Marco Adolfs
Meu trabalho começou em uma noite chuvosa, quando entrei no bar de Loirinha. Um bar muito frequentado e luminoso do centro da cidade. Um local de bêbados, toxicômanos, prostitutas e perdidos de toda espécie. Uma gente que passava quase todos os dias pelas mesas daquele estabelecimento, como se ali fosse o prolongamento de suas casas; de suas famílias imaginadas; ou mesmo da rua afunilada. Um bar que ficava aberto durante toda a semana e até as altas e solitárias horas da noite e da madrugada. Um local com um som de bolero sempre inundando os ouvidos de todos. O bar era uma casa antiga reformada, com três enormes portas de madeira que davam para um grande salão onde podia se ver diversas mesas dispostas com suas toalhas de xadrez, o que lhe proporcionava levemente um ar de restaurante italiano. À direita tinha um extenso balcão, todo em madeira, onde bêbados solitários costumavam sentar com seus queixumes. Atrás desse balcão viam-se dezenas de garrafas de bebidas expostas em prateleiras de vidro e, por um buraco aberto, a cozinha misteriosa. Caminhando-se pelo bar, nos fundos podia se perceber os banheiros com os nomes “damas” e “cavalheiros”, escritos em plaquetas de acrílico. Naquela noite especial fui convidado a ir até uma sala reservada, bem ao fundo do bar, que servia de escritório.

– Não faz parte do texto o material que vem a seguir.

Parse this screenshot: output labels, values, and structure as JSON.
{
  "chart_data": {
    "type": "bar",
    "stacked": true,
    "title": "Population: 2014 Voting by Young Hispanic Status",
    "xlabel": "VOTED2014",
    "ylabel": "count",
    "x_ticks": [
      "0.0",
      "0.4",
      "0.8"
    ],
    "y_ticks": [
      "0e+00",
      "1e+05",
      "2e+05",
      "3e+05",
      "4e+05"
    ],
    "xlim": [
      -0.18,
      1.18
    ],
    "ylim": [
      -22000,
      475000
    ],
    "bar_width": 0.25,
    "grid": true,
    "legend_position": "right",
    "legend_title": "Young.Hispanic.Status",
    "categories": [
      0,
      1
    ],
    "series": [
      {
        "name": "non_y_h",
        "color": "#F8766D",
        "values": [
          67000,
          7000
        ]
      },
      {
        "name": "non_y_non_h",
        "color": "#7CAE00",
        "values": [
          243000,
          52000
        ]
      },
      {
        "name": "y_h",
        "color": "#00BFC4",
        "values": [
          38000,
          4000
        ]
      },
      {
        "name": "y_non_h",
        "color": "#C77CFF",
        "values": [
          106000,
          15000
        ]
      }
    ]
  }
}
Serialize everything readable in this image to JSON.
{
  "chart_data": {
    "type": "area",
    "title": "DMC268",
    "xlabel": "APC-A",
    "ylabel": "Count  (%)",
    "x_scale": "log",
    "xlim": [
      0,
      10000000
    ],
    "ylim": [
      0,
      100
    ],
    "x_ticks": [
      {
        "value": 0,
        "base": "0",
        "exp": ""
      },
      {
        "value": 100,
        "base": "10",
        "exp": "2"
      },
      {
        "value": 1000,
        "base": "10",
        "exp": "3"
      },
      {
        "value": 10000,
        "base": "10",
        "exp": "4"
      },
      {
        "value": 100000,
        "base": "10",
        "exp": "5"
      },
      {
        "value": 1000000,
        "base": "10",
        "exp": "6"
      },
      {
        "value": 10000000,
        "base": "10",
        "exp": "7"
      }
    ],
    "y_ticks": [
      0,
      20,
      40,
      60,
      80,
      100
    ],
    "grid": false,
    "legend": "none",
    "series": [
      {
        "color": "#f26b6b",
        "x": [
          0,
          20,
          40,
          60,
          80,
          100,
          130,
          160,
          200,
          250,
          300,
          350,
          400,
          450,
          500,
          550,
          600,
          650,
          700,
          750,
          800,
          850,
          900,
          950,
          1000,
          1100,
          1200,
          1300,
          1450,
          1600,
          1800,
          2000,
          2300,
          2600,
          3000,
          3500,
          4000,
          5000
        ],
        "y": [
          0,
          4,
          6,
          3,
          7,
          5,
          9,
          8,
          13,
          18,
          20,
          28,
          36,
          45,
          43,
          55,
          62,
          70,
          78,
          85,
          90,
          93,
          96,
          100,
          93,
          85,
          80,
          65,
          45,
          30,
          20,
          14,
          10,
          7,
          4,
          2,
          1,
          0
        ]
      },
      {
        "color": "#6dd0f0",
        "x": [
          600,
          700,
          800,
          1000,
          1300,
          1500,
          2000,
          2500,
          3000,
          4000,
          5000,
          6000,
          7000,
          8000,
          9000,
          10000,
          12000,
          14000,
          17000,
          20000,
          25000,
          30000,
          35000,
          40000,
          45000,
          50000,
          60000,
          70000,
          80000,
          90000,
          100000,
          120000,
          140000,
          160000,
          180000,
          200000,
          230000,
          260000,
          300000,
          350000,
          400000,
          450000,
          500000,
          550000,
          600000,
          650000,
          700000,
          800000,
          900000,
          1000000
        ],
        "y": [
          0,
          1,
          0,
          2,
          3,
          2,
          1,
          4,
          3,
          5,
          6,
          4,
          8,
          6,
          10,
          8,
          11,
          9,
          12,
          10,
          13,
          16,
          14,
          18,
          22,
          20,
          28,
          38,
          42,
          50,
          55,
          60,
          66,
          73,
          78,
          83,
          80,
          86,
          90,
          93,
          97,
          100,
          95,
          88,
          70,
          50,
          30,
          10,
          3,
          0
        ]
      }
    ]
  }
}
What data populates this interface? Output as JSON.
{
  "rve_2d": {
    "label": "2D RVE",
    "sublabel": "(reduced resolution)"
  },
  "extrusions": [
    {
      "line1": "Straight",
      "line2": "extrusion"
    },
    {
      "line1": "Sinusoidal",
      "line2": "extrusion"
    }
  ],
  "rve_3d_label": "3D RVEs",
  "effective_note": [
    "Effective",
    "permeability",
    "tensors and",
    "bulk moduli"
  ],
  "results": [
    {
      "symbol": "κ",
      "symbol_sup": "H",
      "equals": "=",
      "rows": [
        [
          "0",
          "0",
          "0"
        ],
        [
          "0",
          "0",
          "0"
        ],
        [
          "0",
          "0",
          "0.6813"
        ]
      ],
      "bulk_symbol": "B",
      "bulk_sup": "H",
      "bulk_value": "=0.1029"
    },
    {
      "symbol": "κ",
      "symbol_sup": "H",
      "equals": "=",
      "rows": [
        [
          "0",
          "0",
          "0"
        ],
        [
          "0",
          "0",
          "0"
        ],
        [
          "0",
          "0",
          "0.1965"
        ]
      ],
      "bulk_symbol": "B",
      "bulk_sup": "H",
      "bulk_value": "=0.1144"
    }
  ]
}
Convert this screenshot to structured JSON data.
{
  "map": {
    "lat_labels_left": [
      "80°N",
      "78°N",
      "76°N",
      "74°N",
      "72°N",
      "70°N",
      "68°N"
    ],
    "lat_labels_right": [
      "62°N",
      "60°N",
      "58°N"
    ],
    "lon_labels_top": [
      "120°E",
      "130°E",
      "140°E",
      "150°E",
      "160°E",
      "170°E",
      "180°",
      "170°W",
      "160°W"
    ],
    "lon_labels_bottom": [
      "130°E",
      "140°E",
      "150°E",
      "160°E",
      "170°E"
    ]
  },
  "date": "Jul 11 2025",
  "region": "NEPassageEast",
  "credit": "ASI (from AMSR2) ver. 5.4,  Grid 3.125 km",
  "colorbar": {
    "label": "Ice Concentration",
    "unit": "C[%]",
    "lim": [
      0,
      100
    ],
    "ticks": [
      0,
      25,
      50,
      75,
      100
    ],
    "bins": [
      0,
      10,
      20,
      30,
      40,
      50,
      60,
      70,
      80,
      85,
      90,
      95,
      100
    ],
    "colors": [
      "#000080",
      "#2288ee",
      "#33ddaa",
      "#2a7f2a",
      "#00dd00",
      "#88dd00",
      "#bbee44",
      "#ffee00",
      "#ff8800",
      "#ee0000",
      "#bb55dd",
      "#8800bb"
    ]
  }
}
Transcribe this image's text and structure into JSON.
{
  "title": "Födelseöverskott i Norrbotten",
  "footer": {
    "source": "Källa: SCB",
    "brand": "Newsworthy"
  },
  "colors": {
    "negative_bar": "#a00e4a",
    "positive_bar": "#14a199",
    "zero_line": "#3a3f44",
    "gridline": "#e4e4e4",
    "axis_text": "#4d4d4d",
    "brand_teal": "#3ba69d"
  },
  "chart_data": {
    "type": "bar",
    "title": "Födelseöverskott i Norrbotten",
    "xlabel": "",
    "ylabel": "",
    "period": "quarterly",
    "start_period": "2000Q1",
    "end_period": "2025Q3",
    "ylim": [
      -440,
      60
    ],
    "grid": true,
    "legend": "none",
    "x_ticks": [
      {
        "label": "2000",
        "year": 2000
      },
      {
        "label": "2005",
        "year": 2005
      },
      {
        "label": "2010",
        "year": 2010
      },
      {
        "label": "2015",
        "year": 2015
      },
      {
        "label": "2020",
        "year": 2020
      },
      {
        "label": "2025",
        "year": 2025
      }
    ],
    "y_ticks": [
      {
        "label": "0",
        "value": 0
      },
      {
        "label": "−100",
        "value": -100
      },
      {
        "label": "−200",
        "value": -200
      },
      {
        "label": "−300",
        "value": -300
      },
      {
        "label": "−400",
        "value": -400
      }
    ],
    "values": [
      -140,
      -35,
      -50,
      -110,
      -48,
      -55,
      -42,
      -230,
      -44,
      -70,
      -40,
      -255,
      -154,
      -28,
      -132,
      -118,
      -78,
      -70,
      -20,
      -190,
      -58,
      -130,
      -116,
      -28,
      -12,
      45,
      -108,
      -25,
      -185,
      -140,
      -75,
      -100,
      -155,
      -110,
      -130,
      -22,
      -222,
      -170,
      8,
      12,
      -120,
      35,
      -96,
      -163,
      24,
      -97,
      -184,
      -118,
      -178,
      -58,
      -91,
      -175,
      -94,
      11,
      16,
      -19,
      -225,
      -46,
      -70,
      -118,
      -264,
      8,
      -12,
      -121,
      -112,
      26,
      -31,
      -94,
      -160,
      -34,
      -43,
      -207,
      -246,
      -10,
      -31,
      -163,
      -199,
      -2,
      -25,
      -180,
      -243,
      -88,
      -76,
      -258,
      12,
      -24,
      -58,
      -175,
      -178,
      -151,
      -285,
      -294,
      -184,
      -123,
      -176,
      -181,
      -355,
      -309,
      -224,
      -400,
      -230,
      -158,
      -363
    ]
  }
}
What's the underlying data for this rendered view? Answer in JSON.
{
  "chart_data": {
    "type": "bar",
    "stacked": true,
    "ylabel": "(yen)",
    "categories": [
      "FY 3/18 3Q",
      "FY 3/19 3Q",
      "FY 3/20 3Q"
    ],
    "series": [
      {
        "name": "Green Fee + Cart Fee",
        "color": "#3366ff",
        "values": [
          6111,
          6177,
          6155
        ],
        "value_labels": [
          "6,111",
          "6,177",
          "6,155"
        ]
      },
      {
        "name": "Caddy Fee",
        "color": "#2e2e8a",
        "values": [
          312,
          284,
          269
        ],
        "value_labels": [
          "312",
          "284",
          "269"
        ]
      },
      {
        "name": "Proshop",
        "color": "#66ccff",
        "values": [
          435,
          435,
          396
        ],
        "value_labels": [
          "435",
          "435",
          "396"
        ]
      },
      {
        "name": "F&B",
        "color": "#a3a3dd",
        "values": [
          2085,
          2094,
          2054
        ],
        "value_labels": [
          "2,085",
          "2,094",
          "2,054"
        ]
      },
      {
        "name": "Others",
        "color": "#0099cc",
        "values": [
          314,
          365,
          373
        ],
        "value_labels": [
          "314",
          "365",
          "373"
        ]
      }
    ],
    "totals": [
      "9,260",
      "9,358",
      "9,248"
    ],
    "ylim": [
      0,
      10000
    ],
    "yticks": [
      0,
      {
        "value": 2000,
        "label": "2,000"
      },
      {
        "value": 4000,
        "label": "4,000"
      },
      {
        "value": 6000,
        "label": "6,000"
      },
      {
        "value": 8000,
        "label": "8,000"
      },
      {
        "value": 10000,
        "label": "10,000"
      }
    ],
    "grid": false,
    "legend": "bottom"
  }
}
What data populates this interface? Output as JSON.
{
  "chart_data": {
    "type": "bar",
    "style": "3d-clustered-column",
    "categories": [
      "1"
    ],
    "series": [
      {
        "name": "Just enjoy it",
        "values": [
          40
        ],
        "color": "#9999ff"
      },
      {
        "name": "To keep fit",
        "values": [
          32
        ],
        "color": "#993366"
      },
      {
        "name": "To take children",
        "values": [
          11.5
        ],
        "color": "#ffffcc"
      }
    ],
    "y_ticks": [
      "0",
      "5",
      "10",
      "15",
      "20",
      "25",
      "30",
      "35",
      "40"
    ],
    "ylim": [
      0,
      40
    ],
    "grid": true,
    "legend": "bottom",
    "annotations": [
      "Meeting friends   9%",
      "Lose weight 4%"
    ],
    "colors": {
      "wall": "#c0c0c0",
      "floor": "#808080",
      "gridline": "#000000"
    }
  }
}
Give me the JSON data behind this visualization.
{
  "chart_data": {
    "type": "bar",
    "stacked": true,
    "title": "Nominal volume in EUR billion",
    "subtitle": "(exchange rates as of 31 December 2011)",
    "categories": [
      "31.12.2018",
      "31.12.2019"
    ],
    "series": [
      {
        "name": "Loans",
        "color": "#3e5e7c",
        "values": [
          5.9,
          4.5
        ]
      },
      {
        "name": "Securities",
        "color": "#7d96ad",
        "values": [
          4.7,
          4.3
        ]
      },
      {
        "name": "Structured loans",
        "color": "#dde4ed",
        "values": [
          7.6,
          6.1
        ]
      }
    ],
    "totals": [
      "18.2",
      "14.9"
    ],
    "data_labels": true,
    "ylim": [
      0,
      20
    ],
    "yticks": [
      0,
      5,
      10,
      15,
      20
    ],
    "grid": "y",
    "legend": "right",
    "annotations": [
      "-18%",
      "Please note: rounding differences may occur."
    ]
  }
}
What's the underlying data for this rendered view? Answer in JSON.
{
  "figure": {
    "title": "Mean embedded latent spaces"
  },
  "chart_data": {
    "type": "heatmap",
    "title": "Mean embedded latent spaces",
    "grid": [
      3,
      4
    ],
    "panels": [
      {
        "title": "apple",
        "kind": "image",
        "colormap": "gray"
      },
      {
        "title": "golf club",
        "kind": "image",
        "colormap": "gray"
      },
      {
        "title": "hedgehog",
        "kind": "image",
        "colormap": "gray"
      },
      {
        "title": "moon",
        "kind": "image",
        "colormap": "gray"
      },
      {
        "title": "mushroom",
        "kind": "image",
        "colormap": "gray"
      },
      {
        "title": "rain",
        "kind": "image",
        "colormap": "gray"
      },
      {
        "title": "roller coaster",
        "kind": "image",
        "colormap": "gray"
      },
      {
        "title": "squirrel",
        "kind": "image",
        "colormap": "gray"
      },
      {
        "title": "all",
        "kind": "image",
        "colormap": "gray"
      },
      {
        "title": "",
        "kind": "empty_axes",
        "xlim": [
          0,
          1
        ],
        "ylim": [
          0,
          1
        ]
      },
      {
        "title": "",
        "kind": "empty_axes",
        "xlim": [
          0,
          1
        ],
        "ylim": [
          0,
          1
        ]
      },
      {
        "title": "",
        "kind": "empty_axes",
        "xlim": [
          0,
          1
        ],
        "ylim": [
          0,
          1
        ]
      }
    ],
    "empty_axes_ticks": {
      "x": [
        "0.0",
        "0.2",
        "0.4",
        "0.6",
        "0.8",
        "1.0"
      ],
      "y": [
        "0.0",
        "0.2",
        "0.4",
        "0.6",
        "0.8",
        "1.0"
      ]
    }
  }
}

O escritório de Loirinha. Uma sala pequena com uma mesa de tampo de vidro, onde se espalhavam diversos papéis e objetos variados; uma televisão a um canto; um frigobar e um estofado vermelho. Ela ligou o ar-condicionado e sentou-se no estofado, convidando-me para sentar a seu lado. Tirei meu agasalho; depositei o guarda-chuva a um canto e dei um sorriso na direção de Loirinha, agradecendo. Quando finalmente me sentei, senti-me não só aliviado do peso da chuva lá fora, mas também alegre por dar início ao meu trabalho de jornalista que queria escrever um livro sobre a vida de uma pessoa. Eu me sentia um pouco tenso por ter escolhido a vida de uma amiga minha para contar a história. Sabia de antemão que o meu trabalho estaria envolvido por uma carga emocional muito grande Tentava relaxar a minha ansiedade.
Loirinha agora era uma mulher já passando dos quarenta e de um olhar triste e melancólico. Seus cabelos eram longos, sempre amarrados por uma fivela; e seu corpo parecia não ter mudado a silhueta esbelta e bem torneada de mulher sensual. Sua boca, de lábios carnudos, tentava sorrir quando veio até mim. Um sorriso desconfiado e maroto de mulher forte e madura.
– Você não vai mesmo se importar de contar a sua história de vida, vai? – perguntei-lhe logo de imediato, querendo ter uma certeza maior sobre o que eu pretendia iniciar.
– Não tenho nada a esconder – respondeu Loirinha. Em seu rosto transparecia certa frieza e indiferença sinceras.
– Uma vida extraordinária? A minha? Em quantos capítulos? – ela perguntou, esboçando um sorriso cínico.
– O suficiente para mandar a mensagem – respondi.